You listen to the latest hits on the radio, now hear them live at KFEST—Hudson Valley-based radio station K104.7’s annual concert at Dutchess Stadium in Fishkill, New York. Affordably priced general-admission tickets give concert-goers access to performances by Flo Rida, Walk the Moon, Charli XCX, Robin Thicke, Wyclef, Jake Miller, Dillon Francis, Natalie La Rose, and others. Or upgrade to “The Pit” for a close-up view of your favorite acts. Just one caveat: If the temps rise too high, they break out the fire hoses—so you might want to bring a swimsuit.
Get a behind-the-scenes look at the artistic process during the 18th annual Peekskill Open Studios. The two-day event features more than 100 visual and performing artists who open their workspaces to the public and display their art throughout the city.

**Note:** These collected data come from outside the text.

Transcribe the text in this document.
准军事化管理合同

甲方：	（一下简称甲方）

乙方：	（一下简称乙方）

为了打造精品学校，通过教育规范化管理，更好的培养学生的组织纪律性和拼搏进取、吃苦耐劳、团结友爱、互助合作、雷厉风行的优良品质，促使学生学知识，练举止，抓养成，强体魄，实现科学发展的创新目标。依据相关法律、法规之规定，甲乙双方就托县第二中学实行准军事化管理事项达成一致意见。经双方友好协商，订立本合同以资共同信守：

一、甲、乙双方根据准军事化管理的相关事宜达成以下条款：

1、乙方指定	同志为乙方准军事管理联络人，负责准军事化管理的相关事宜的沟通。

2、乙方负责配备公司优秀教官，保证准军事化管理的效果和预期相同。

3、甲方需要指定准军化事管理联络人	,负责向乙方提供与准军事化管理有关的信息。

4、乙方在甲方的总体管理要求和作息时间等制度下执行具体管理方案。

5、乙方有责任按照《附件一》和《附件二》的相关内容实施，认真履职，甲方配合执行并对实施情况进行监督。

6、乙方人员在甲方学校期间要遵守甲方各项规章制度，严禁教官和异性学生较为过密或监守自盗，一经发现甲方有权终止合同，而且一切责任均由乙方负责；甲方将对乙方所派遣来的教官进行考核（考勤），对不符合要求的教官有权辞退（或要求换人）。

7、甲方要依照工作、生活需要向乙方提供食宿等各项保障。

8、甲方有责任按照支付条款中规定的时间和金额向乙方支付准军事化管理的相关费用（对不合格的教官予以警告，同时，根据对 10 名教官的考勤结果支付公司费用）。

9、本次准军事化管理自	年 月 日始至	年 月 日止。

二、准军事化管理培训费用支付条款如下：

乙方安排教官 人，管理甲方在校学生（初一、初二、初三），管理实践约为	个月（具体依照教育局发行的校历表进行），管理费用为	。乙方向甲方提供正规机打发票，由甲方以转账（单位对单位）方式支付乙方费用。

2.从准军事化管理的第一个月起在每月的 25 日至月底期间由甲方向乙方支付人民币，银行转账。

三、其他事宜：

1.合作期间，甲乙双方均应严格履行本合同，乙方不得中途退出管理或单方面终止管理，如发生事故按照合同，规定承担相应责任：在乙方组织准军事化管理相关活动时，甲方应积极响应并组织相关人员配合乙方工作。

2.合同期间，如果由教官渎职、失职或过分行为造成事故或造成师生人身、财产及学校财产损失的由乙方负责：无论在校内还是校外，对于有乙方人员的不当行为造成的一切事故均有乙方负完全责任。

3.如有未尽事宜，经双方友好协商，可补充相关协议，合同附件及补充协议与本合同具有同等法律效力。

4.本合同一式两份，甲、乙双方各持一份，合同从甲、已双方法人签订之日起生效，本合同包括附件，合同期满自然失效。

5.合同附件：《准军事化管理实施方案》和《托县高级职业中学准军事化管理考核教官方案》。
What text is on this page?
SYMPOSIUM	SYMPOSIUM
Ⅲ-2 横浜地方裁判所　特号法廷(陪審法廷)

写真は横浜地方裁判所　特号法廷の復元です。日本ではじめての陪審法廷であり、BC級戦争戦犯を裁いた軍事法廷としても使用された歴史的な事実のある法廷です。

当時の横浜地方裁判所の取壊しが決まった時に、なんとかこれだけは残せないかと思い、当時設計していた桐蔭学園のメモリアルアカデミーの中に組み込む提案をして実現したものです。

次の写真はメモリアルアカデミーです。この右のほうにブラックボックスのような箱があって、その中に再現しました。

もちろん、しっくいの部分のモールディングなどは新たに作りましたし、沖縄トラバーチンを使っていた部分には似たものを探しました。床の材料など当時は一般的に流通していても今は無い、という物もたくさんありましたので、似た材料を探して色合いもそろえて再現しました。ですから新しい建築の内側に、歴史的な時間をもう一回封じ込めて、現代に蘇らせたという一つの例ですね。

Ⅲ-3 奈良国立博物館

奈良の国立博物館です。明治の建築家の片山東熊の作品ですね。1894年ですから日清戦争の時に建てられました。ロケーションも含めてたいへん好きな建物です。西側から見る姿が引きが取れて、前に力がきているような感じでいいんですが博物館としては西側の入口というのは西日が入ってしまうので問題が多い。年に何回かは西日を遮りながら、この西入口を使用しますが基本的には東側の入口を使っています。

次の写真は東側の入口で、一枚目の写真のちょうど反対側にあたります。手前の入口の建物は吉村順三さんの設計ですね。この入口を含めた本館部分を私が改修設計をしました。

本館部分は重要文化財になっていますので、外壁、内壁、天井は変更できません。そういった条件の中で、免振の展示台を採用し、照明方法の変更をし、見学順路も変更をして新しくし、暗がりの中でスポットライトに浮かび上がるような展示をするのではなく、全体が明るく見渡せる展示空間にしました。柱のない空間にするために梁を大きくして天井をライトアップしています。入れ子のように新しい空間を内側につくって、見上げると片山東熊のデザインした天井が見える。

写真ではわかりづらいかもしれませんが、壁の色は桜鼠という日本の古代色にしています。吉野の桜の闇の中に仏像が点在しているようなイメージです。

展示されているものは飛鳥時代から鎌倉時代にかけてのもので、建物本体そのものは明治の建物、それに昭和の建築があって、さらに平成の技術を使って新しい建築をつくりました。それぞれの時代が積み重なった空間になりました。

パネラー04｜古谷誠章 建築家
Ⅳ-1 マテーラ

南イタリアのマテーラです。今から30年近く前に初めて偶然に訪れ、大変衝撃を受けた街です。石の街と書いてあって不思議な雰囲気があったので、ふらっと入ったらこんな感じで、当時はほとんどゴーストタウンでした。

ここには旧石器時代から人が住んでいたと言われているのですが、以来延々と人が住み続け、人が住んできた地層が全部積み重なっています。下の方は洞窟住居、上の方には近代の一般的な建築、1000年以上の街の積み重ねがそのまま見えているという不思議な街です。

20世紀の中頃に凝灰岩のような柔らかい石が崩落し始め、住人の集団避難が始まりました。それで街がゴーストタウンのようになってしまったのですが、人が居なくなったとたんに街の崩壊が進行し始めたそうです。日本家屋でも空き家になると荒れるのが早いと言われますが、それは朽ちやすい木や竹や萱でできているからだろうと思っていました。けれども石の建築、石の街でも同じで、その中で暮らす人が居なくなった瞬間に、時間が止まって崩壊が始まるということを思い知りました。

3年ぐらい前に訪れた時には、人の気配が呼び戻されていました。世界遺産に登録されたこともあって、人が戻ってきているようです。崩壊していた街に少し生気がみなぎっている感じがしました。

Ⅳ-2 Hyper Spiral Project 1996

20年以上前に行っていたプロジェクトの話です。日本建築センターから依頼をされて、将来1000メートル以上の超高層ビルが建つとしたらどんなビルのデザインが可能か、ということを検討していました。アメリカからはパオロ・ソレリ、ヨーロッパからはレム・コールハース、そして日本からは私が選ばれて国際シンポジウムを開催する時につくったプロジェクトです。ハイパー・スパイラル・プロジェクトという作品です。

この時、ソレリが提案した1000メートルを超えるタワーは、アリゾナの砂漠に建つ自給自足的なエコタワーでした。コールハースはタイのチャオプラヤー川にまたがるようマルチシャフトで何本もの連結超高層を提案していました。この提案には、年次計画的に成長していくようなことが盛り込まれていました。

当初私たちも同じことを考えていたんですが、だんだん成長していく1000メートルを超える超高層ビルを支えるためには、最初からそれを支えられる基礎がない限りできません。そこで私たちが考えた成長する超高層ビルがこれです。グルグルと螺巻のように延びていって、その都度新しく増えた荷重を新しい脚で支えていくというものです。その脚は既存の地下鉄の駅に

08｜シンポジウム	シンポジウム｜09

Head to the Hudson Valley Center for Contemporary Art to take advantage of free admission, or see the exhibitions down Main Street in the 150-year-old “Pataki Building,” which was recently restored to its original grandeur. Afterward, stick around for Block Party Weekend, when the city closes down a section of North Division Street and restaurants pull their tables into the street to offer alfresco dining and live music.
Need something to do with the kids this weekend? Take them for a day of fun at the Rosenthal JCC Children’s Carnival. The annual carnival features all the favorites like bumper cars, bouncy houses, a zip line, face painting, and, of course, an ice cream truck, as well as a series of performances including magic shows, balloon-making demonstrations, and a Frozen sing-along. Best of all, making your kids happy helps other children too—proceeds from the carnival support programs for children with special needs.
Photo by Holland Renton
Make time for a theatrical performance of one of Arthur Conan Doyle’s favorite Sherlock Holmes stories—with a twist. “The Adventure of the Dancing Men” takes literature’s most famous detective and Dr. Watson to Ridling Thorpe Manor to determine the meaning of the dancing men—a sequence of stick figure drawings. It’s not just the actors who are on display; Lyndhurst Mansion becomes a character in its own right as viewers follow Sherlock through two floors of the Gothic revival home and unravel the curious puzzle.
Villains embody them, and heroes are flawed because of them—the seven deadly sins can be found in just about every film ever made. The Deadly SINema series at Jacob Burns Film
Center puts sinfulness front and center with a selection of seven films that encompass nearly 100 years of cinematic naughtiness, from Charlie Chaplin’s silent comedy Gold Rush to the 1954 classic musical Seven Brides for Seven Brothers to last year’s blockbuster adaptation of Into the Woods. The series is presented in conjunction with The Seven Deadly Sins—a seven-part art exhibition displayed at seven locations throughout Westchester and Fairfield Counties—and includes select Q&As with the exhibition’s artists.
Photo by Marrilyn Monsanto
Forget the Met. Did you know we have an opera here in the ’burbs? For three decades, New Rochelle resident and soloist Camille Coppola has held the keys to one of the county’s best-kept secrets. The New Rochelle Opera presents one expertly staged production each summer featuring major works like Turandot, La Traviata, and Aida plus smaller operatic concerts and workshops throughout the year with a focus on fostering a deeper understanding and appreciation of the art form. In celebration of its 30th anniversary, the company will offer four performances of Georges Bizet’s seminal masterpiece Carmen at the Ursuline School’s Frank J. Auriana Theatre.
Photo by Michael Wilson
Outdoor music festivals are a summer standard. At Caramoor, the lush gardens play host to the American Roots Music festival, which brings together new and established talent in a variety of styles like blues, jazz, country, and folk. This year’s concert features performances by singer-songwriter Parker Millsap and Grammy winner Lucinda Williams. While you’re there, picnic on the lawn, explore a corner of the 90 acres of cultivated gardens, or take a tour of Rosen House’s Spanish Courtyard.